It feels really weird, for lack of a better word, to write about trauma in such a personal way. I prefer to write about it from the bird’s eye perspective. Flying above the minefield. It feels like it’s not personal anymore. Like it happened in another life, in a land far, far away. Maybe like it all happened to another person.
But, the past informs the present, and the present will no doubt inform the future. We must make certain that we stay on top of that which tries to stay on top of us, or there is no future worth having.
It’s a little too convenient to write about trauma like that particularly when it’s your own. How will anyone know if it’s possible to actually heal? How will I know? I’ve come this far, haven’t I? How much further can I go? I intend to take it to the absolute limit, and I took it one step further today.
As Providence would have it, I won a scholarship to work with a practitioner who does breathwork. I didn’t really know what breathwork was outside of what I had done in physical therapy after a car collision. Admittedly, I really hated that work. I wasn’t too jazzed about doing more breathwork, but I had a feeling it could be beneficial. Additionally, it wasn’t going to cost me much at all. What the hell…

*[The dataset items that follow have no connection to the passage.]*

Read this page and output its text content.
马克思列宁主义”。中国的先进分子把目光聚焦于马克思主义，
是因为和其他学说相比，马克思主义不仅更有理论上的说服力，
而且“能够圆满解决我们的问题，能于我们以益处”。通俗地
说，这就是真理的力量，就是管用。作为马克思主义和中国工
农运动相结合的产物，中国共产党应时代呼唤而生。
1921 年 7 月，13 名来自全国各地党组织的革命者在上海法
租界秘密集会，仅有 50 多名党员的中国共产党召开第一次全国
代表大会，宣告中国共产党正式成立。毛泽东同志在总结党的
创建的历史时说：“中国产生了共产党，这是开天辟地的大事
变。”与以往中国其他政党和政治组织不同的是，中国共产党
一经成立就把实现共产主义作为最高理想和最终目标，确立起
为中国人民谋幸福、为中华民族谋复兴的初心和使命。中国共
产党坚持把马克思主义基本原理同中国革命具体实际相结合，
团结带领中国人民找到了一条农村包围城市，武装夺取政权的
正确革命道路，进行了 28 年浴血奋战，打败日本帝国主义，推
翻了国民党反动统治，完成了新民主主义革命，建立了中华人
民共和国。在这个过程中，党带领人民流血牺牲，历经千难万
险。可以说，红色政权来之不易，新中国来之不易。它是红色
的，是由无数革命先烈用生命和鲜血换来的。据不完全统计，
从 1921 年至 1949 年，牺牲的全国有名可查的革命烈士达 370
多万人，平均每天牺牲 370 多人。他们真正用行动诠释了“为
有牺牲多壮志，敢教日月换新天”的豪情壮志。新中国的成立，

As it turns out, breathwork is a lot like EMDR for the body. Just as trauma lodges itself in the mind, it also rests itself in the body. The breathwork loosens the body memories and enables the trauma to pass from the body while tapping into core beliefs just as EMDR does. On paper, this sounds perfect. It’s a two-pronged approach to recovery and healing, and the timing was perfect.
In practice? I felt dubious. What would it be like? Would I hate it as much as I hated the physical therapy?

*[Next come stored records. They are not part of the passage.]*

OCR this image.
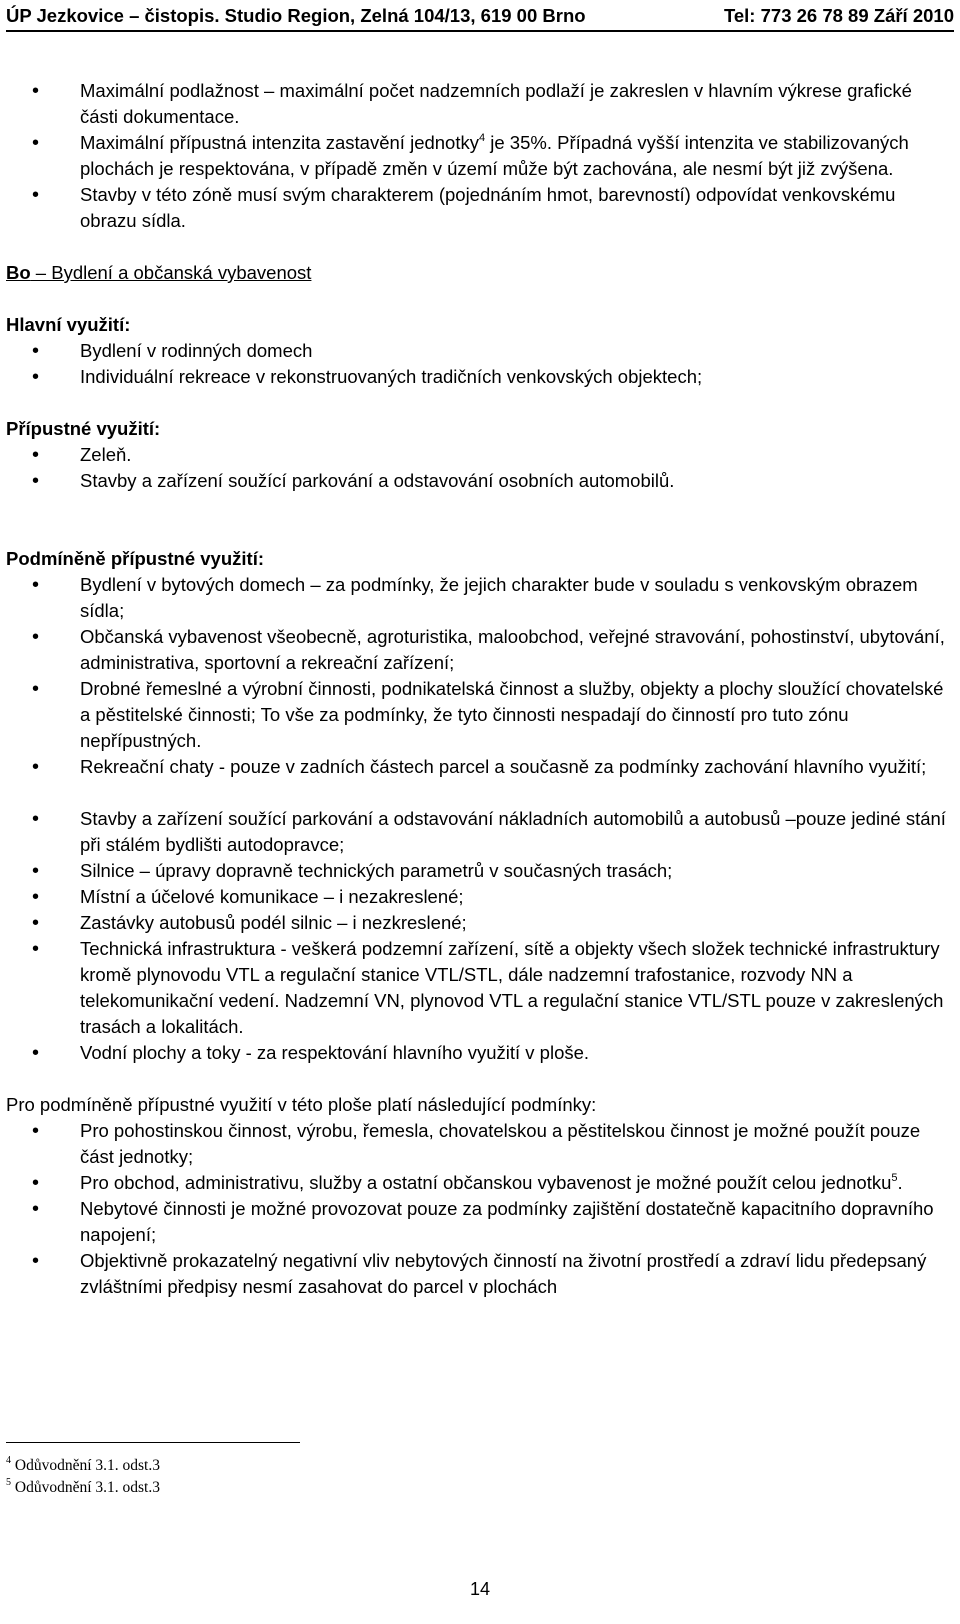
ÚP Jezkovice – čistopis. Studio Region, Zelná 104/13, 619 00 Brno	Tel: 773 26 78 89 Září 2010
• Maximální podlažnost – maximální počet nadzemních podlaží je zakreslen v hlavním výkrese grafické části dokumentace.
• Maximální přípustná intenzita zastavění jednotky$^4$ je 35%. Případná vyšší intenzita ve stabilizovaných plochách je respektována, v případě změn v území může být zachována, ale nesmí být již zvýšena.
• Stavby v této zóně musí svým charakterem (pojednáním hmot, barevností) odpovídat venkovskému obrazu sídla.

Bo – Bydlení a občanská vybavenost

Hlavní využití:

• Bydlení v rodinných domech
• Individuální rekreace v rekonstruovaných tradičních venkovských objektech;

Přípustné využití:

• Zeleň.
• Stavby a zařízení soužící parkování a odstavování osobních automobilů.

Podmíněně přípustné využití:

• Bydlení v bytových domech – za podmínky, že jejich charakter bude v souladu s venkovským obrazem sídla;
• Občanská vybavenost všeobecně, agroturistika, maloobchod, veřejné stravování, pohostinství, ubytování, administrativa, sportovní a rekreační zařízení;
• Drobné řemeslné a výrobní činnosti, podnikatelská činnost a služby, objekty a plochy sloužící chovatelské a pěstitelské činnosti; To vše za podmínky, že tyto činnosti nespadají do činností pro tuto zónu nepřípustných.
• Rekreační chaty - pouze v zadních částech parcel a současně za podmínky zachování hlavního využití;
• Stavby a zařízení soužící parkování a odstavování nákladních automobilů a autobusů –pouze jediné stání při stálém bydlišti autodopravce;
• Silnice – úpravy dopravně technických parametrů v současných trasách;
• Místní a účelové komunikace – i nezakreslené;
• Zastávky autobusů podél silnic – i nezkreslené;
• Technická infrastruktura - veškerá podzemní zařízení, sítě a objekty všech složek technické infrastruktury kromě plynovodu VTL a regulační stanice VTL/STL, dále nadzemní trafostanice, rozvody NN a telekomunikační vedení. Nadzemní VN, plynovod VTL a regulační stanice VTL/STL pouze v zakreslených trasách a lokalitách.
• Vodní plochy a toky - za respektování hlavního využití v ploše.

Pro podmíněně přípustné využití v této ploše platí následující podmínky:

• Pro pohostinskou činnost, výrobu, řemesla, chovatelskou a pěstitelskou činnost je možné použít pouze část jednotky;
• Pro obchod, administrativu, služby a ostatní občanskou vybavenost je možné použít celou jednotku$^5$.
• Nebytové činnosti je možné provozovat pouze za podmínky zajištění dostatečně kapacitního dopravního napojení;
• Objektivně prokazatelný negativní vliv nebytových činností na životní prostředí a zdraví lidu předepsaný zvláštními předpisy nesmí zasahovat do parcel v plochách
$^4$ Odůvodnění 3.1. odst.3
$^5$ Odůvodnění 3.1. odst.3
14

My first breathwork session was today, and I was blown away. I thought that it might be an emotional experience. I was not prepared for what came forward. Ten seconds into the actual breathing I felt a strong feeling of suffocation. As I lay on the mat on the floor, I actually felt like I was going to suffocate. I heard myself saying internally, “I’m suffocating…” My rational self tried to reassure me by saying, “No, you are not suffocating.” I told Sarah, the practitioner, what I was feeling. She reassured me. I kept breathing, and the feeling grew stronger. I felt like I was going to choke. I actually could not breathe even though I was breathing. Hot tears were streaming down my face as I breathed in and out. I was suffocating. I was certain that I was suffocating.

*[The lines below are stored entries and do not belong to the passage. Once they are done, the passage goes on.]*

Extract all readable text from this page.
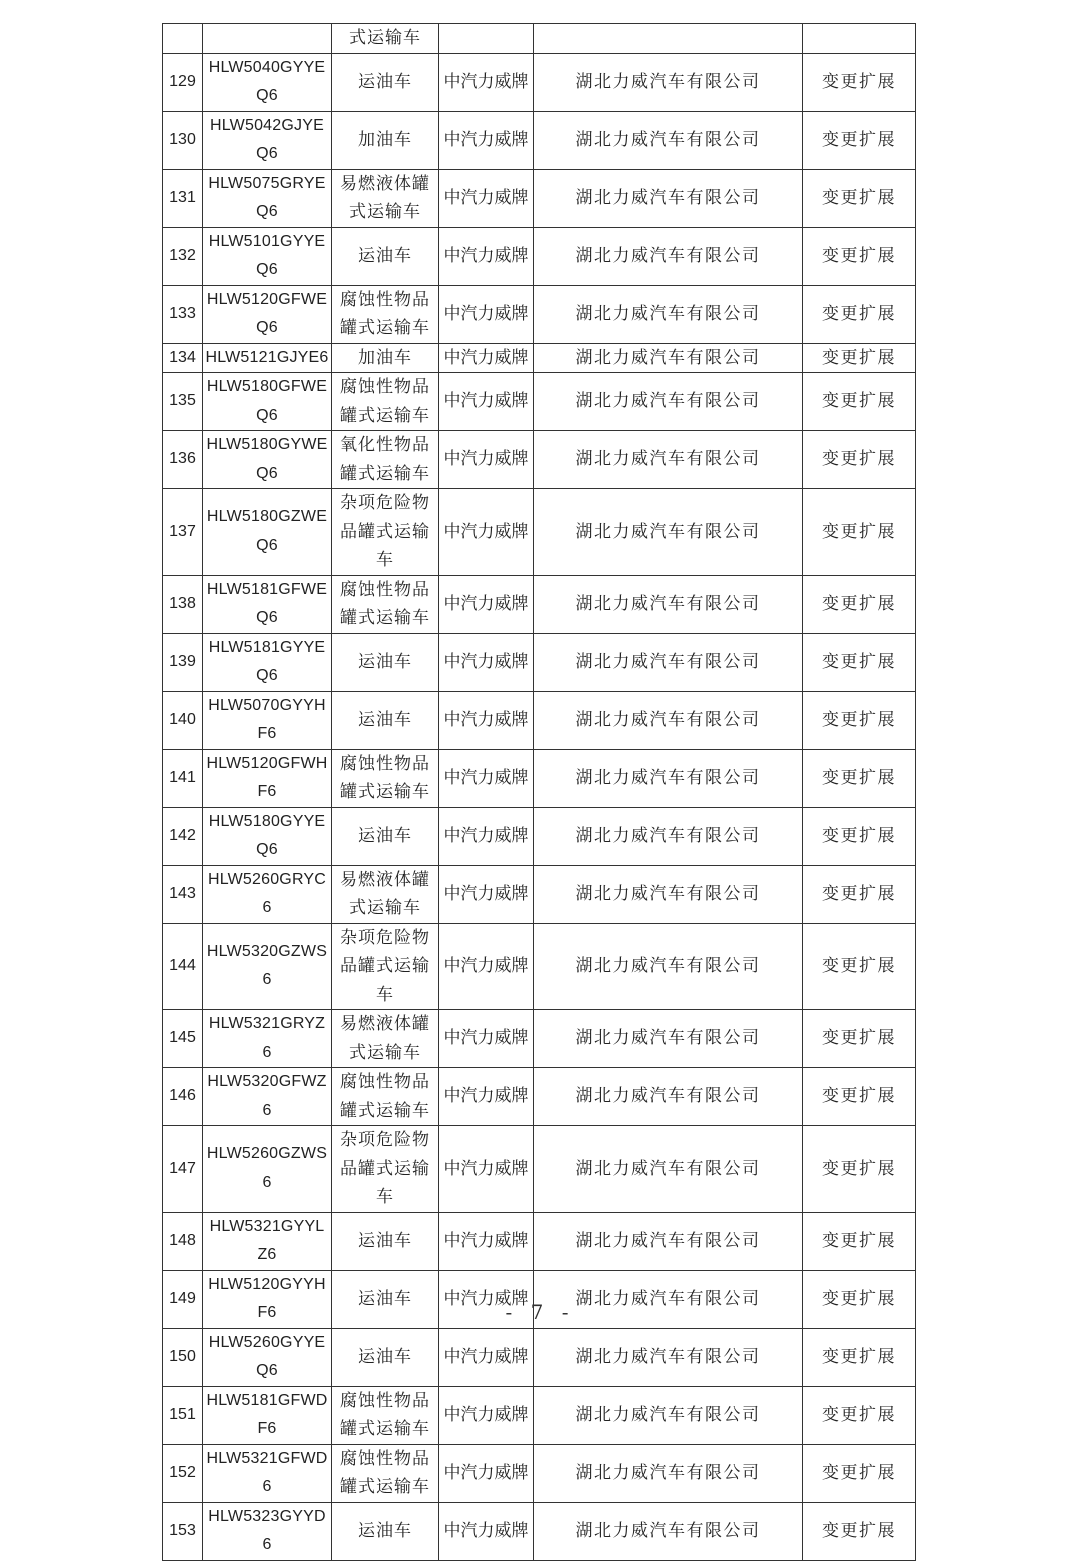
		式运输车			
129	HLW5040GYYEQ6	运油车	中汽力威牌	湖北力威汽车有限公司	变更扩展
130	HLW5042GJYEQ6	加油车	中汽力威牌	湖北力威汽车有限公司	变更扩展
131	HLW5075GRYEQ6	易燃液体罐式运输车	中汽力威牌	湖北力威汽车有限公司	变更扩展
132	HLW5101GYYEQ6	运油车	中汽力威牌	湖北力威汽车有限公司	变更扩展
133	HLW5120GFWEQ6	腐蚀性物品罐式运输车	中汽力威牌	湖北力威汽车有限公司	变更扩展
134	HLW5121GJYE6	加油车	中汽力威牌	湖北力威汽车有限公司	变更扩展
135	HLW5180GFWEQ6	腐蚀性物品罐式运输车	中汽力威牌	湖北力威汽车有限公司	变更扩展
136	HLW5180GYWEQ6	氧化性物品罐式运输车	中汽力威牌	湖北力威汽车有限公司	变更扩展
137	HLW5180GZWEQ6	杂项危险物品罐式运输车	中汽力威牌	湖北力威汽车有限公司	变更扩展
138	HLW5181GFWEQ6	腐蚀性物品罐式运输车	中汽力威牌	湖北力威汽车有限公司	变更扩展
139	HLW5181GYYEQ6	运油车	中汽力威牌	湖北力威汽车有限公司	变更扩展
140	HLW5070GYYHF6	运油车	中汽力威牌	湖北力威汽车有限公司	变更扩展
141	HLW5120GFWHF6	腐蚀性物品罐式运输车	中汽力威牌	湖北力威汽车有限公司	变更扩展
142	HLW5180GYYEQ6	运油车	中汽力威牌	湖北力威汽车有限公司	变更扩展
143	HLW5260GRYC6	易燃液体罐式运输车	中汽力威牌	湖北力威汽车有限公司	变更扩展
144	HLW5320GZWS6	杂项危险物品罐式运输车	中汽力威牌	湖北力威汽车有限公司	变更扩展
145	HLW5321GRYZ6	易燃液体罐式运输车	中汽力威牌	湖北力威汽车有限公司	变更扩展
146	HLW5320GFWZ6	腐蚀性物品罐式运输车	中汽力威牌	湖北力威汽车有限公司	变更扩展
147	HLW5260GZWS6	杂项危险物品罐式运输车	中汽力威牌	湖北力威汽车有限公司	变更扩展
148	HLW5321GYYLZ6	运油车	中汽力威牌	湖北力威汽车有限公司	变更扩展
149	HLW5120GYYHF6	运油车	中汽力威牌	湖北力威汽车有限公司	变更扩展
150	HLW5260GYYEQ6	运油车	中汽力威牌	湖北力威汽车有限公司	变更扩展
151	HLW5181GFWDF6	腐蚀性物品罐式运输车	中汽力威牌	湖北力威汽车有限公司	变更扩展
152	HLW5321GFWD6	腐蚀性物品罐式运输车	中汽力威牌	湖北力威汽车有限公司	变更扩展
153	HLW5323GYYD6	运油车	中汽力威牌	湖北力威汽车有限公司	变更扩展
- 7 -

Suddenly, the feeling passed. It was easier to breathe, and I felt chilled. I began to tremble from the cold. A space heater was blowing on me, but I couldn’t feel the heat. I only felt cold. Sarah put a comforter on me as I continued to breathe. She said, “You probably know that when trauma leaves the body, the body can become very cold.”
When the session ended, Sarah asked me if anything came to mind as I felt that I was suffocating. Initially, nothing had come to mind. All I could hear was a voice in my mind saying, “I’m suffocating.” Then, I began to remember all the times I had awakened from surgeries with oxygen masks on my face, in pain, being told to breathe. I recalled a particular time when I had almost died in an ICU from my airway closing. I had actually almost suffocated then.
She then gently suggested, “Is it possible that your response was from pre-verbal abuse? Your father sexually abused you orally. You would have choked and most likely felt as if you were suffocating then.”
I was stunned. “Is that possible? To have that body memory? All this time?”
“Yes. That is exactly what this work is for,” she said.
I was speechless and grateful at the same time. To finally clear such a long-standing body memory is, for me, so unexpected. I had no idea that such old, pre-verbal memories could be effectively addressed much less healed in meaningful ways.
I feel quite hopeful.
I left the session in a strange dreamy state. This was not an easy thing to do. I have ten sessions left. I don’t know what lay ahead of me, but I think the process will be very valuable.
Breathwork. Consider this as another avenue for healing as you sojourn.